The following pages of this user guide will provide deep dives into each of the areas outlined in the image above. Additionally, clicking the vertically oriented word TOOLS in the bottom-right corner will replace the Controls pane with the Tools Drawer. Clicking the vertical LOOKS in the bottom-left will retract the Looks Drawer and reveal the word SCOPES, which, in turn, reveals the Scopes pane.

The interplay between presets, tools, and controls is core to Looks’ power and utility. To illustrate, consider the setup shown above. We’re in the Blockbuster Cool collection of presets in the Looks Drawer, but the feel of the image isn’t what we want. So, we click on the Frye preset.

Notice how the tools on the Tool Chain change, both in number and name. Rather than the Colorista tool that was part of the prior preset, Frye uses the 4-Way Color tool as well as other tools.

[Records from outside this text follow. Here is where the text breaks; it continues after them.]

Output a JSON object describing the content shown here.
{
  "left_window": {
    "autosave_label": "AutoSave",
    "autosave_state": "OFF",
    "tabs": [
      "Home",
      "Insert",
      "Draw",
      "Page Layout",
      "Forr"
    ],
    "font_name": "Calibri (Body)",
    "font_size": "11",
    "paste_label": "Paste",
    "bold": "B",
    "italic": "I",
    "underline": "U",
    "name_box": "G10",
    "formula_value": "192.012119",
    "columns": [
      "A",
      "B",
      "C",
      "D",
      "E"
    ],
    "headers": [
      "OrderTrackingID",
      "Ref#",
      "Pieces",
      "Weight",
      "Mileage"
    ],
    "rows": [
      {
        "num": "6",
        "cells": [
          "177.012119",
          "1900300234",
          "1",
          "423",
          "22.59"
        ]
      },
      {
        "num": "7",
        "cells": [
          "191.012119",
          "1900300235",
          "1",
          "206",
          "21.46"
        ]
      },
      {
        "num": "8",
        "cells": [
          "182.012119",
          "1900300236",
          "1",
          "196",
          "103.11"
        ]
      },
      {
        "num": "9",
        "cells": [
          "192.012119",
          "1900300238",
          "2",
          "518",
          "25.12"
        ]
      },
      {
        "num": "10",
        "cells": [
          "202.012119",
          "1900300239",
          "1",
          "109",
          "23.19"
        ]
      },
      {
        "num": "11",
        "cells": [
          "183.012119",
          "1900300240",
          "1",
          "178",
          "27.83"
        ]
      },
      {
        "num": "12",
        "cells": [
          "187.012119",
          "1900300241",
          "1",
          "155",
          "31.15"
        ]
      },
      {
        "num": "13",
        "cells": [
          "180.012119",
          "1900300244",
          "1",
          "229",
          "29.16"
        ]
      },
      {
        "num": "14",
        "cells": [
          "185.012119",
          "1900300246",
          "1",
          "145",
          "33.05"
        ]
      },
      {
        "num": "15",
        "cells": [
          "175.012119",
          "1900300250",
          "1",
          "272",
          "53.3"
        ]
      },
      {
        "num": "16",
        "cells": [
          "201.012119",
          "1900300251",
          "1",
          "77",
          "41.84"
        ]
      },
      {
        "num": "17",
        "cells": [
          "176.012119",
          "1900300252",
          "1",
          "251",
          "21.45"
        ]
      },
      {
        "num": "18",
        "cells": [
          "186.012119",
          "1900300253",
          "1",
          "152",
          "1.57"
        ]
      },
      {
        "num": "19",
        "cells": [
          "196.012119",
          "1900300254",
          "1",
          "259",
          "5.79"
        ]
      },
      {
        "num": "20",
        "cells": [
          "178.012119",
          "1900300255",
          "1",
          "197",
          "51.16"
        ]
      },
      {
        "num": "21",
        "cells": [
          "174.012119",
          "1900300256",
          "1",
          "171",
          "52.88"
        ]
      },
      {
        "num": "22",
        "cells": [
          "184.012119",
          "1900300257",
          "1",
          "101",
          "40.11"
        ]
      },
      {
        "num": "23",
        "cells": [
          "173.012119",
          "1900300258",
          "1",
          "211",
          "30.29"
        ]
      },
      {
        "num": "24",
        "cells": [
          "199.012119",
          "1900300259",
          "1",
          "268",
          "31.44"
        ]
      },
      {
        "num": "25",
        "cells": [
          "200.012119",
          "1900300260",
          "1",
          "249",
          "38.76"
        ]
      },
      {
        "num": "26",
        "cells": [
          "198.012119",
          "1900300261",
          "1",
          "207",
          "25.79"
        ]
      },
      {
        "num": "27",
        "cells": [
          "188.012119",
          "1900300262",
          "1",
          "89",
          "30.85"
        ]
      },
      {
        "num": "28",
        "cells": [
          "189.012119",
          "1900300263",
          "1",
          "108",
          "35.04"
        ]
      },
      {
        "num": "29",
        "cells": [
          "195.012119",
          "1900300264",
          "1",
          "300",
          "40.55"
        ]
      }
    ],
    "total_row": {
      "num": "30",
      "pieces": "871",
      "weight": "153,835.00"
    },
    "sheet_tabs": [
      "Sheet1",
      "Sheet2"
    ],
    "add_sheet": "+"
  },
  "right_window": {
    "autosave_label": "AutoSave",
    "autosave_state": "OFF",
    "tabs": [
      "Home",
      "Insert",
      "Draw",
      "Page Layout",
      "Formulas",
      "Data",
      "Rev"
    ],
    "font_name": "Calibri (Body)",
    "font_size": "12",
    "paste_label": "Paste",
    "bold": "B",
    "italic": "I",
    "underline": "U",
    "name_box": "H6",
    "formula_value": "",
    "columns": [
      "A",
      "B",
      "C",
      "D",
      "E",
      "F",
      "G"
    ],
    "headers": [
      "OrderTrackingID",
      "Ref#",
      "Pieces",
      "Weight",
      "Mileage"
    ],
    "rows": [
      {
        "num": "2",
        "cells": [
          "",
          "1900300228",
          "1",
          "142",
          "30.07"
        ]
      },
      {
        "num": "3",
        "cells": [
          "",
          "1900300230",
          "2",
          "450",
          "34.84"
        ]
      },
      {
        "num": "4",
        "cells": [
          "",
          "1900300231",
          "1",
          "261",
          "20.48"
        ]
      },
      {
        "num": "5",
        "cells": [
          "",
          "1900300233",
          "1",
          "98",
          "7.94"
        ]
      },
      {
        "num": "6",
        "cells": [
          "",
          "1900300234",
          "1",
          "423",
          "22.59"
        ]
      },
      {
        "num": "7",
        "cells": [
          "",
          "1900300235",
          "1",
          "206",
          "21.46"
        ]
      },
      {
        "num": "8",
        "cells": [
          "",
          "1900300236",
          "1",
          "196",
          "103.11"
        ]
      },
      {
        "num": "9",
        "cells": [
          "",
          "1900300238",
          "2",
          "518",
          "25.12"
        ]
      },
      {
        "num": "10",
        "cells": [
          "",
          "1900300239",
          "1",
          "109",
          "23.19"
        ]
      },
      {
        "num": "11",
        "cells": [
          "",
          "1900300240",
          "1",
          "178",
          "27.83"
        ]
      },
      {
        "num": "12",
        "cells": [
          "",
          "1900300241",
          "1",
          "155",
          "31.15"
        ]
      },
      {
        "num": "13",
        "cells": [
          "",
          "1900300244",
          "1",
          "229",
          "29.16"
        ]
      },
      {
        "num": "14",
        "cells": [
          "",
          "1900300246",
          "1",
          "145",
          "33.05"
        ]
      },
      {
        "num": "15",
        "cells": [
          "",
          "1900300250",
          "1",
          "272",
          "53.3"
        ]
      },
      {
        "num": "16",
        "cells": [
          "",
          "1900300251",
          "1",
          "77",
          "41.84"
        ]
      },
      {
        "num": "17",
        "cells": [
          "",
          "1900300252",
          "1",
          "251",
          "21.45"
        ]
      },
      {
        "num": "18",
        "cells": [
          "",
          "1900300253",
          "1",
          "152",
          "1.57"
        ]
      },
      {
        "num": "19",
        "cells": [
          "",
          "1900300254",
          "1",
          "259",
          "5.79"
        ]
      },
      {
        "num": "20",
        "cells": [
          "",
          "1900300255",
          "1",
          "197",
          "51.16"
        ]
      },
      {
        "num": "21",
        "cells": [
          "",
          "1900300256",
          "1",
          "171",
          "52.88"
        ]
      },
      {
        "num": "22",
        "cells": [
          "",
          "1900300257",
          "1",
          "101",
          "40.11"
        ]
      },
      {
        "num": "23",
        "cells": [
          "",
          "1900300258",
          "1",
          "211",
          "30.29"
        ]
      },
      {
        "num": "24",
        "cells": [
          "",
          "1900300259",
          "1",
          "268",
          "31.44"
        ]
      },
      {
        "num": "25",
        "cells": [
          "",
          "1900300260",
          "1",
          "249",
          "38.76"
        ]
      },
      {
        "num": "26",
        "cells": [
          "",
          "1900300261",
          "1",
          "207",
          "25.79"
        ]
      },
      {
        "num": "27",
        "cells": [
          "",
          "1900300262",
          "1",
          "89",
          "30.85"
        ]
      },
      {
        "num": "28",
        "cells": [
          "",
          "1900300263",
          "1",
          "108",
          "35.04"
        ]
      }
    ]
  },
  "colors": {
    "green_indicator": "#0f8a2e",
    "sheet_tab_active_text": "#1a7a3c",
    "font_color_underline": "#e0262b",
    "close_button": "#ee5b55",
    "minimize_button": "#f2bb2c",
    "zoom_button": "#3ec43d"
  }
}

The controls for that tool are exposed in the Controls pane.

Every preset is comprised of its own tools, and each of those tools has its own controls. You can add or subtract tools from a preset, change the values of any control parameter, and save all those tweaks as a new custom preset.

Alternatively, you could simply click on a preset that matches the look you’re after, make no changes, and click the check mark in the lower-right corner to apply the look to your clip and return to your host program.

Magic Bullet Looks is really that easy. Or that detailed, rich, and flexible. You decide.